Review: Kacy & Clayton, The Band Room, Low Mill, Farndale, March 1

THE abiding feeling from this concert was one of a missed opportunity.

Kacy & Clayton are rightly regarded as the rightful heirs to the Americana crown, with a world-class guitarist and a singer, who well recorded, that could entice men to the deepest fathoms.

Playing to a quiet, but sympathetic crowd in the wonderful Band Room on the moors, this really should have been an easy victory for this pair of second cousins from Saskatchewan, Canada.

Yet, somehow it didn’t entirely click. With three strong albums to their name, this was a chance to charm, showcase new material and whet the appetite for the 2019 album, completed in January. None was taken, which suggests a lack of confidence, or perhaps a way of lowering expectations that have been steadily building around the duo?
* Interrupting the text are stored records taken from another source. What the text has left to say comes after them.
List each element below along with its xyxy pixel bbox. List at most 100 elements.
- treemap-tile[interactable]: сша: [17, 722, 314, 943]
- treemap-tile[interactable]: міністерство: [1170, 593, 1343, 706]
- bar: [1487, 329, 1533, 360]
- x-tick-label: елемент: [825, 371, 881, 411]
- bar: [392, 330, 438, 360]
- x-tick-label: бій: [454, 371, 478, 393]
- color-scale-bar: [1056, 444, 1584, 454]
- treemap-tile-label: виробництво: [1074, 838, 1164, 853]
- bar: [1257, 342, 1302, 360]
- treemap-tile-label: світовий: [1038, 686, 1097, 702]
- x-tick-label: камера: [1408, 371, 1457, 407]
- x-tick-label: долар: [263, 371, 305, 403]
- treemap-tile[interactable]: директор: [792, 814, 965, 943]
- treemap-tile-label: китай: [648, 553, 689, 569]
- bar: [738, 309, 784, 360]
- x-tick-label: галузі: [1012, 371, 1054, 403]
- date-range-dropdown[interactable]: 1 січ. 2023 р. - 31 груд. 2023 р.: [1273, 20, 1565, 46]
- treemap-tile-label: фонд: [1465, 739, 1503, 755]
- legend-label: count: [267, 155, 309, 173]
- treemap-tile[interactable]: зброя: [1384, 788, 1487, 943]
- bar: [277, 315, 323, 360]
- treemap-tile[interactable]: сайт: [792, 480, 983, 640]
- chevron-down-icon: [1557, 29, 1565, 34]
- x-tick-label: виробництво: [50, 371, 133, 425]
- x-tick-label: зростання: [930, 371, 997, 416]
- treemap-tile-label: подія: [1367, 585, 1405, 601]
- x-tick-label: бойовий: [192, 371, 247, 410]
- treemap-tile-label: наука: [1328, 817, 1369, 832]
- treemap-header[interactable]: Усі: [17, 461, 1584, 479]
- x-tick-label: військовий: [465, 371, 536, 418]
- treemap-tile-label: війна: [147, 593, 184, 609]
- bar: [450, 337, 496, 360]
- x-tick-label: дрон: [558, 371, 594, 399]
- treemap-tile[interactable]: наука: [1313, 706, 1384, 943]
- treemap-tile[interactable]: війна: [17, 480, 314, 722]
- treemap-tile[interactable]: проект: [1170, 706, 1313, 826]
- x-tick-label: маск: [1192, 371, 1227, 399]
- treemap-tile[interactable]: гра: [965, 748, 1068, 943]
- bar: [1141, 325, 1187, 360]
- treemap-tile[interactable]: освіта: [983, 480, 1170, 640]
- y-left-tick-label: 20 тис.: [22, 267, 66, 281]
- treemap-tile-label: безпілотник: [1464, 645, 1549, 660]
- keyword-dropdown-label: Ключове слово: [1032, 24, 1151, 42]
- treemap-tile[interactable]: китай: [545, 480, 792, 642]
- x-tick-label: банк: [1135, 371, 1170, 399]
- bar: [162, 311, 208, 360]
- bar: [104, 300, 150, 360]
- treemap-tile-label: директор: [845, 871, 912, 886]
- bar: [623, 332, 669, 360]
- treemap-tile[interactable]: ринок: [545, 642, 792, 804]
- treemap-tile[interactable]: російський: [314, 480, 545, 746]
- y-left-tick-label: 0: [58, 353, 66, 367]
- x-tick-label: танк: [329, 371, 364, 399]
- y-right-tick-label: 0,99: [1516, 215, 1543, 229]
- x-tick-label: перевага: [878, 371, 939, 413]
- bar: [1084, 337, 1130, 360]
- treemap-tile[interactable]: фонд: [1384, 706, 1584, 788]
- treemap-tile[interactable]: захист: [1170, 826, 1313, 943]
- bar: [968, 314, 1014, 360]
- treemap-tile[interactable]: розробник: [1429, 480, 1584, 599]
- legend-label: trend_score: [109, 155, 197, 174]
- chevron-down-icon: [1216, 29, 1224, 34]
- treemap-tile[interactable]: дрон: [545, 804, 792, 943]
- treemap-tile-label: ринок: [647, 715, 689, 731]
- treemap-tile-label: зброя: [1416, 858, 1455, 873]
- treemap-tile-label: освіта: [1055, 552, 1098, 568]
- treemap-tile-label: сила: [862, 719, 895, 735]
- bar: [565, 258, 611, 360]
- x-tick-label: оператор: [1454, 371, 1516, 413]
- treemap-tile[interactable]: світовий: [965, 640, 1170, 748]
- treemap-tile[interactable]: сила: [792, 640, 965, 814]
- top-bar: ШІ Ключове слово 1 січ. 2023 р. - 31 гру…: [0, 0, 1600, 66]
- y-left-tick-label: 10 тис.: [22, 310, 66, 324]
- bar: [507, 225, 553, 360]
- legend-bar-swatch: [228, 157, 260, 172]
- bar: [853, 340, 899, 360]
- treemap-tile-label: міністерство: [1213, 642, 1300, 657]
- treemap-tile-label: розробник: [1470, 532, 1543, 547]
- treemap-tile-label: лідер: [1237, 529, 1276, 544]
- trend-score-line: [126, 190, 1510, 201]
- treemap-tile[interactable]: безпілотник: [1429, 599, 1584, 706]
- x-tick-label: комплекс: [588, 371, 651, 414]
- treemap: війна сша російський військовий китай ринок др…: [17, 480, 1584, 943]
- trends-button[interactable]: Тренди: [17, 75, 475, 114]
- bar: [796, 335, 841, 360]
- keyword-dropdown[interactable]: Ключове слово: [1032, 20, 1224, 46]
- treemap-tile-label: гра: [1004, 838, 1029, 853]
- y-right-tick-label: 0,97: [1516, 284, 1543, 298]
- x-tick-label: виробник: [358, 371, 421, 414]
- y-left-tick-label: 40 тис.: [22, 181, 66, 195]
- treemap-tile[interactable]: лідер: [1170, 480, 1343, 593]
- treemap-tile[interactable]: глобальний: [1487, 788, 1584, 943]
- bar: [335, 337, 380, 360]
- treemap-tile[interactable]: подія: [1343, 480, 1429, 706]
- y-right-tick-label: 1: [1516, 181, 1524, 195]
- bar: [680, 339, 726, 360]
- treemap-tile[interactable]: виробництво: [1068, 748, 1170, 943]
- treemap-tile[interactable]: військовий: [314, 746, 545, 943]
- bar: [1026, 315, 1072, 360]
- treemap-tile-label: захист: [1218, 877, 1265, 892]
Last Saturday's set also lacked flow, exacerbated by frequent tuning interludes. Uncredited material could point towards a more country sound and continues to blend modern alienation to song forms that have an impeccable pedigree.

The pair were touring without their band, so took a musical step back. They dispensed almost entirely with songs from The Siren’s Song album, favouring more obscure, folk-orientated numbers.

There was much to enjoy, nevertheless. Their concert favourite Brunswick Stew was wonderful, as was Seven Yellow Gypsies. Kacy’s voice was closer in spirit to Emmylou Harris than Shirley Collins, while Clayton’s acoustic guitar playing was consistently original, up there arguably with luminaries like Davy Graham.

"There’s nothing original about us," Kacy said in a surprising comment, and while she was right in that there is little truly new under the sun, she was too self-critical. The duo are so well steeped in folk and country that they are masters, bringing the best of the old up to date.

Their version of Bob Dylan’s John Wesley Hardin brought the biggest smiles from the stage, but their own This World Has Seven Wonders was better; modern, retro and melodic as hell. Still in their early twenties, there's much better to come.